Visual art can also be used to look at current issues and possible futures. Young offenders can look at options they have identified and are displayed in front of them. They can also try out different ways of being, developing their creativity as a new way of living their lives. The fact of active participation makes art a more accessible way of working on specific issues.
‘I hear and I forget, I see and I remember, I do and I understand.’
Many offenders and some victims are unable to verbalise their experiences for a variety of reasons – such as lack of experience with words, difficulty with an unfamiliar language, disability or trauma. It is well known that the use of simple art materials can provide a path for people to communicate through non-verbal means.
The aim of this workshop is to explore the use of comic strips for participants in restorative justice, as an aid to articulating what has happened, evoking the feelings involved, and the development of empathy. There is no need for participants to have any artistic skill.
The workshop will start with a look at some comic strips completed by offenders on probation (young people and adults), and noting how the process has aided discussion of their offending. The practical part of the workshop will involve participants in drawing a comic strip based on their experience of either (1) where they were a victim of crime or harm (2) where they were the person responsible for causing harm, or making a mistake that affected someone else. Participants will be encouraged to use stick figures and do quick sketches rather than detailed drawings.
Sharing in pairs or small groups will focus on drawing out benefits and difficulties in experiencing the process. The workshop will finish with a consideration of the uses of this method, and the situations in which it can best be used.
Practicalities to come prepared to the workshop
1. Materials - Take with you a 5/6 white papers (A4 format) and a black marker (not too thin, not too thick, to show your drawings to other participants via Zoom).
2. Preparation – Think about a story from your past you wish to share, an incident or conflict (not a too traumatic experience), something you regret to have done or an experience that harmed you. This will serve as the basis of your drawing. No specific drawing skills are needed for this workshop, relax!

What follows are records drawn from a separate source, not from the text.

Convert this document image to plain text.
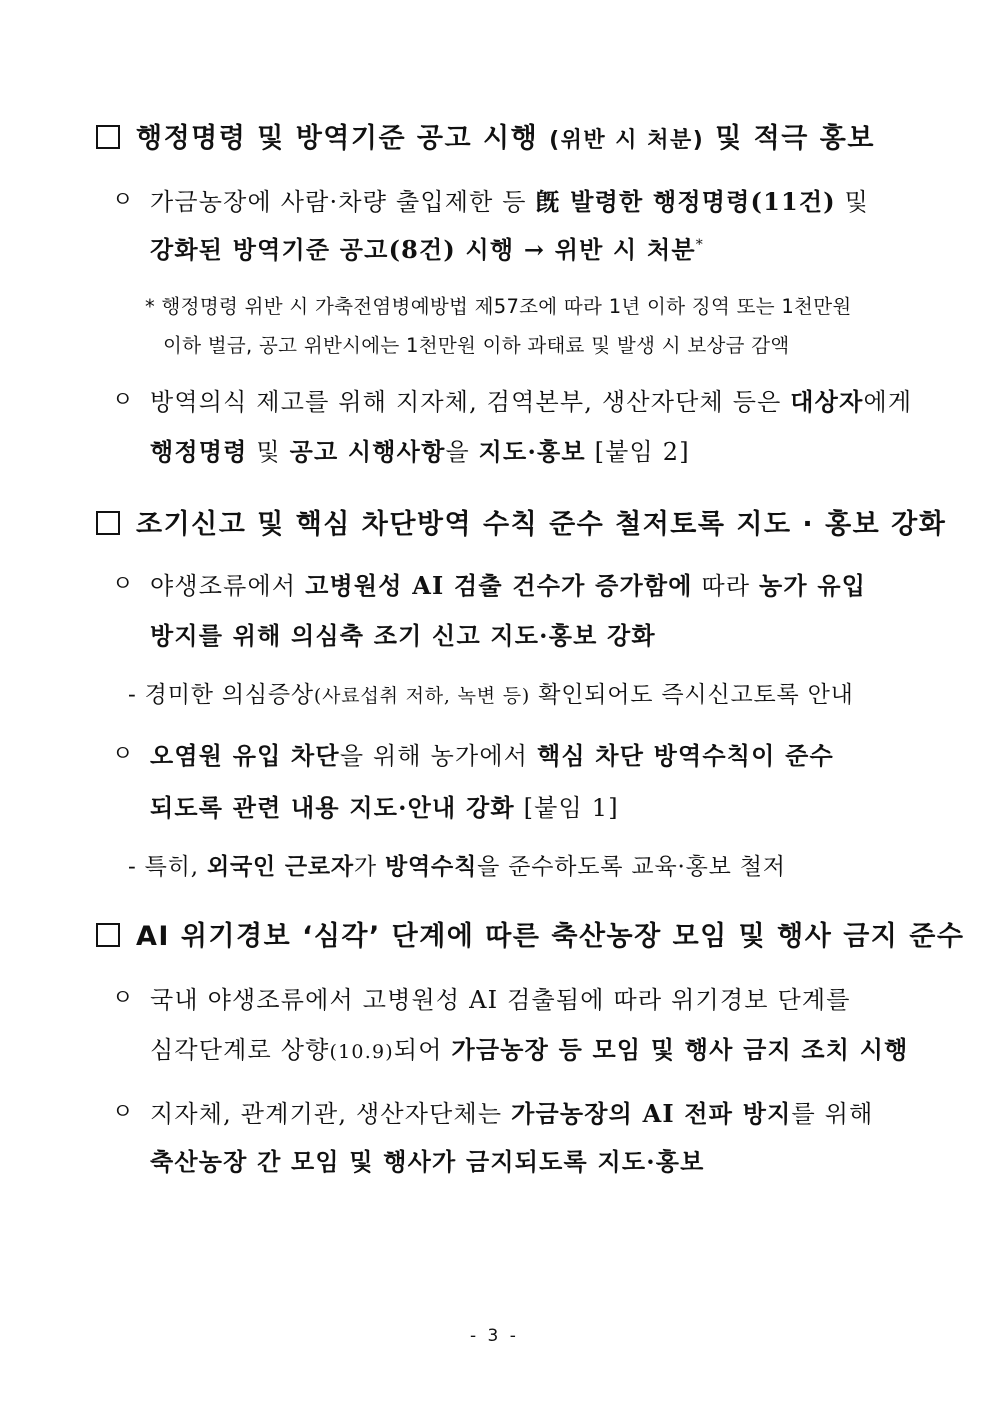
행정명령 및 방역기준 공고 시행 (위반 시 처분) 및 적극 홍보
ㅇ 가금농장에 사람·차량 출입제한 등 旣 발령한 행정명령(11건) 및
강화된 방역기준 공고(8건) 시행 → 위반 시 처분*
* 행정명령 위반 시 가축전염병예방법 제57조에 따라 1년 이하 징역 또는 1천만원
이하 벌금, 공고 위반시에는 1천만원 이하 과태료 및 발생 시 보상금 감액
ㅇ 방역의식 제고를 위해 지자체, 검역본부, 생산자단체 등은 대상자에게
행정명령 및 공고 시행사항을 지도·홍보 [붙임 2]
조기신고 및 핵심 차단방역 수칙 준수 철저토록 지도 · 홍보 강화
ㅇ 야생조류에서 고병원성 AI 검출 건수가 증가함에 따라 농가 유입
방지를 위해 의심축 조기 신고 지도·홍보 강화
- 경미한 의심증상(사료섭취 저하, 녹변 등) 확인되어도 즉시신고토록 안내
ㅇ 오염원 유입 차단을 위해 농가에서 핵심 차단 방역수칙이 준수
되도록 관련 내용 지도·안내 강화 [붙임 1]
- 특히, 외국인 근로자가 방역수칙을 준수하도록 교육·홍보 철저
AI 위기경보 ‘심각’ 단계에 따른 축산농장 모임 및 행사 금지 준수
ㅇ 국내 야생조류에서 고병원성 AI 검출됨에 따라 위기경보 단계를
심각단계로 상향(10.9)되어 가금농장 등 모임 및 행사 금지 조치 시행
ㅇ 지자체, 관계기관, 생산자단체는 가금농장의 AI 전파 방지를 위해
축산농장 간 모임 및 행사가 금지되도록 지도·홍보
- 3 -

3. Workshop – The link to Zoom is sent only to registered participants. Do not sit or stand between the source of light and the computer’s camera (e.g. do not sit in front of a window), otherwise your face will be in shadow and your drawings less visible.
Timetable (3 December at 10-12.30h)
10.00 Welcome & technical check
10.10 Introduction round
10.30 Warming up exercise
10.40 Presentation of an offender’s comic strips
11.10 Individual exercise: draw your story in a comic strip (home)
11.40 Little groups exercise: tell your story (breakout rooms)
11.50 Show your drawing and group discussion
12.20 Final round
12.30 End of the workshop
Marian Liebmann has worked with victims of crime and with offenders. She was director of Mediation UK, and now works as a restorative justice practitioner and trainer in the UK; she has worked in several African and East European countries. She is involved in helping Bristol to become a restorative city. She has written/ edited 13 books, including Restorative Justice: How It Works. She is also an art therapist and has applied these skills to work in mediation and restorative justice, running workshops on Art Therapy, Anger and Conflict.